Eine Pflichtteilsminderung nach § 776 ABGB ist nur möglich, wenn das in § 776 Abs 1 ABGB geforderte Fehlen eines Naheverhältnisses bis zum Tod andauerte.
OGH: Übergangener Noterbe und Schenkung (2Ob222/25y vom 20.01.2026)
Rechtssatz: Die Bestimmungen der §§ 785, 951 ABGB bezwecken, den übergangenen Noterben so zu stellen, wie er stünde, wenn die Schenkung unterblieben wären; "In Anschlag bringen" einer Schenkung bedeutet die rechnerische Annahme, es wären noch alle Schenkungen im Nachlass.
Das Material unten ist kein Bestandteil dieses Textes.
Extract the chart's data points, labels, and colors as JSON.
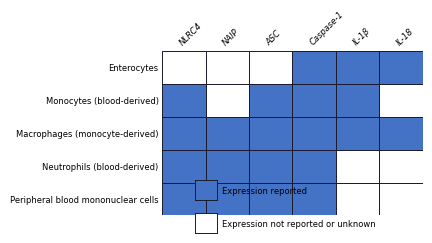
{
  "columns": [
    "NLRC4",
    "NAIP",
    "ASC",
    "Caspase-1",
    "IL-1β",
    "IL-18"
  ],
  "rows": [
    "Enterocytes",
    "Monocytes (blood-derived)",
    "Macrophages (monocyte-derived)",
    "Neutrophils (blood-derived)",
    "Peripheral blood mononuclear cells"
  ],
  "matrix": [
    [
      0,
      0,
      0,
      1,
      1,
      1
    ],
    [
      1,
      0,
      1,
      1,
      1,
      0
    ],
    [
      1,
      1,
      1,
      1,
      1,
      1
    ],
    [
      1,
      1,
      1,
      1,
      0,
      0
    ],
    [
      1,
      1,
      1,
      1,
      0,
      0
    ]
  ],
  "blue_color": "#4472C4",
  "white_color": "#FFFFFF",
  "grid_line_color": "#1a1a2e",
  "legend_reported": "Expression reported",
  "legend_not_reported": "Expression not reported or unknown",
  "col_label_fontsize": 6.0,
  "row_label_fontsize": 6.0,
  "legend_fontsize": 6.0
}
Die Bestimmungen der §§ 785, 951 ABGB bezwecken, den übergangenen Noterben so zu stellen, wie er stünde, wenn die Schenkung unterbleiben wären.
Beisatz: Der Wert der Verlassenschaft ist derart zu ermitteln, als wäre die pflichtteilswidrige Verfügung unterblieben.
Beisatz: Der Anspruch nach § 951 ABGB ist auf die kurze Formel zu bringen: Nachlasspflichtteil + Schenkungspflichtteil = erhöhter Pflichtteil. Der Schenkungspflichtteil ist ein Ergänzungsanspruch.